Les commentaires de Mario Draghi sur le taux de change de l'euro étaient très attendus après la confirmation par la BCE de sa politique monétaire ultra-accommodante et de ses engagements à maintenir les taux à leurs niveaux actuels bien après la fin de ses rachats d'actifs ainsi qu'à augmenter ces derniers si nécessaire.

Ses propos, à l'issue de la réunion du conseil des gouverneurs de la BCE, étaient d'autant plus sensibles au lendemain des déclarations du secrétaire d'Etat américain au Trésor, Steve Mnuchin, sur les avantages d'un dollar faible, qui ont propulsé l'euro à un plus haut de trois ans au risque de peser sur les prix à l'import en zone euro et de fragiliser ainsi l'objectif de la BCE de redynamiser l'inflation.

Steve Mnuchin a déclaré cette semaine à Davos qu'il accueillait favorablement un dollar faible estimant que cela était favorable aux échanges extérieurs américains. Le secrétaire au Commerce, Wilbur Ross, a de son côté, déclaré que les Etats-Unis montaient désormais aux créneaux dans une guerre commerciale mondiale en cours depuis longtemps.
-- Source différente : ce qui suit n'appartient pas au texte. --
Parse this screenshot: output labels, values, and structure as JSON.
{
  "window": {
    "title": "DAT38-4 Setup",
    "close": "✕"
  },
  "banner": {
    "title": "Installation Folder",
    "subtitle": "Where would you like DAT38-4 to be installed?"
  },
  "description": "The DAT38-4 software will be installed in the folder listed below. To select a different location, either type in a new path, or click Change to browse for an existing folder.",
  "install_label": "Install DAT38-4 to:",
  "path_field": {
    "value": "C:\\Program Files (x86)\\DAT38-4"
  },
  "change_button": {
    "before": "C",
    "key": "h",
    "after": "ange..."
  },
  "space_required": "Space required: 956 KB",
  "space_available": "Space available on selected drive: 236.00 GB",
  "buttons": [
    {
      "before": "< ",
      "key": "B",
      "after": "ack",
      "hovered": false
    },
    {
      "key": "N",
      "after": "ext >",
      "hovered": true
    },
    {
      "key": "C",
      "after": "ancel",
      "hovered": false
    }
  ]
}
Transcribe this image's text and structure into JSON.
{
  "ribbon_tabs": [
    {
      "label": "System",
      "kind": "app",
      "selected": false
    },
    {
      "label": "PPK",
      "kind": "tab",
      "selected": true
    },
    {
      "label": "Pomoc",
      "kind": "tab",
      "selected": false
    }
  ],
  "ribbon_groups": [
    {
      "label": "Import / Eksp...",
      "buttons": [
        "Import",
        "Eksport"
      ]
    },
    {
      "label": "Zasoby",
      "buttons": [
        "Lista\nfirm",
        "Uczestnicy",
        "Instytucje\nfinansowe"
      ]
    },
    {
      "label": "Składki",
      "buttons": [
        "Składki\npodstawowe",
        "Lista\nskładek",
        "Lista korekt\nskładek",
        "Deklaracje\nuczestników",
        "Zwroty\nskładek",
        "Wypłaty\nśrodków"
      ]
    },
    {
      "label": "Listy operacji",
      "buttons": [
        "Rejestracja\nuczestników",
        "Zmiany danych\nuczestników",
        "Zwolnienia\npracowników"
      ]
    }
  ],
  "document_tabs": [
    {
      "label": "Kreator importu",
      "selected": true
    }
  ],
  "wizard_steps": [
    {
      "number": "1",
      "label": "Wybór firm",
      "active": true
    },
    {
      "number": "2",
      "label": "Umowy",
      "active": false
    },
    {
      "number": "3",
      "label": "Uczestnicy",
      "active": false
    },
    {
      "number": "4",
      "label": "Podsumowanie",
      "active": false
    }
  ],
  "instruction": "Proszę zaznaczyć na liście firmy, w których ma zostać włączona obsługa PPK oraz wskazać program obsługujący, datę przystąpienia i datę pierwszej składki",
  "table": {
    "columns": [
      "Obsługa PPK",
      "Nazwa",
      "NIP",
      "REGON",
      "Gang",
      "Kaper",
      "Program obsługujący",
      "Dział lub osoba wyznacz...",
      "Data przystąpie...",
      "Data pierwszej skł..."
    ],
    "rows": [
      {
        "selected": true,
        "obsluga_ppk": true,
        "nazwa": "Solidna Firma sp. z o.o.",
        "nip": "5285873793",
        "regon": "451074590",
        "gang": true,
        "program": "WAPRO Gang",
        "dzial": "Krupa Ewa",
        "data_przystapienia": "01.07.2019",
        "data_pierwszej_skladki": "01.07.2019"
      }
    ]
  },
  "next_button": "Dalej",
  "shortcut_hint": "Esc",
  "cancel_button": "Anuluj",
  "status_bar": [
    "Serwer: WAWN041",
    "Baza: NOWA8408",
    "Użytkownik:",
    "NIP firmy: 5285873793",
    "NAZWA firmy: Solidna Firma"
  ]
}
Interrogé lors de la traditionnelle conférence de presse qui suit le conseil des gouverneurs sur une possible guerre des changes, Mario Draghi a réaffirmé que le taux de change n'était pas un objectif de la politique monétaire de la BCE.

"Nous ne ciblons pas les taux de change. Les taux de change sont importants pour la croissance et la stabilité", a-t-il dit. "Ils se renforcent avec la croissance de l'économie, c'est un fait. Nous regardons l'inflation, c'est notre principale préoccupation."

Sans être plus précis, Mario Draghi a dit que l'euro s'était apprécié en partie en réaction "à des propos qui ne font pas partie des éléments de langage qui ont récemment fait l'objet d'un accord."

Il faisait référence au communiqué publié à l'issue de la réunion du Fonds monétaire international (FMI) du mois d'octobre aux termes duquel les pays participants réaffirmaient leur accord pour "s'abstenir de dévaluations compétitives et (...) ne pas cibler (leurs) taux de change à des fins concurrentielles."

"Si tout cela devait conduire à un resserrement injustifié de notre politique monétaire (...) alors il faudrait simplement que nous réfléchissions à notre stratégie de politique monétaire", a dit Mario Draghi, soulignant que plusieurs membres du Conseil des gouverneurs avaient fait part de leur préoccupation.

HAUSSE DE L'EURO ET DES TAUX

L'euro a accentué son appréciation après les propos de Mario Draghi, gagnant plus de 0,8% contre la devise américaine pour franchir le seuil de 1,25 dollar pour la première fois depuis la mi-décembre 2014.

Les rendements obligataires au sein de la zone euro se sont tendus sur l'ensemble des échéances.

"Pour Mario Draghi, la vigueur de l'euro est liée à la vigueur de l'économie européenne. C'est un phénomène en quelque sorte naturel", a commenté Eric Bourguignon, directeur général délégué de Swiss Life Asset Management.

"Sur les marchés, les intervenants ont jugé que puisque l'euro n'était pas un problème, il n'y avait pas de raison pour qu'il baisse. Les taux sont également remontés car cela laisse la porte ouverte à un resserrement de la politique monétaire de la BCE."

Mario Draghi a toutefois déclaré qu'il y avait "très peu de chances" que la BCE relève ses taux directeurs cette année au vu de pressions inflationnistes toujours contenues mais appelées à se redresser à moyen terme.

Les mesures de l'inflation sous-jacentes "sont appelées à augmenter graduellement à moyen terme avec le soutien de nos mesures de politiques monétaires, de la poursuite de l'expansion économique, de la réduction correspondante des excédents de capacité et de l'augmentation de la croissance des salaires."

La hausse de l'euro et ses effets sur les prix à l'importation menacent de freiner l'inflation déjà faible en dépit de l'accélération de la croissance et de la réduction du chômage au sein de la zone euro.

Mario Draghi a dit qu'il était trop tôt pour déterminer exactement quels effets de "contagion" sur l'inflation pouvaient résulter de l'appréciation de l'euro.

Dans ce contexte, le président de la BCE n'a pas modifié son pilotage des anticipations et il a confirmé que les achats d'actifs - réduits de moitié à 30 milliards d'euros par mois depuis le début de l'année et prolongés au moins jusqu'en septembre - seraient maintenus jusqu'à un rebond durable de l'inflation.

"Un ample degré de stimulation monétaire reste nécessaire pour que les pressions inflationnistes sous-jacentes continuent à s'affirmer et soutiennent les évolutions de l'inflation publiée à moyen terme", a-t-il dit.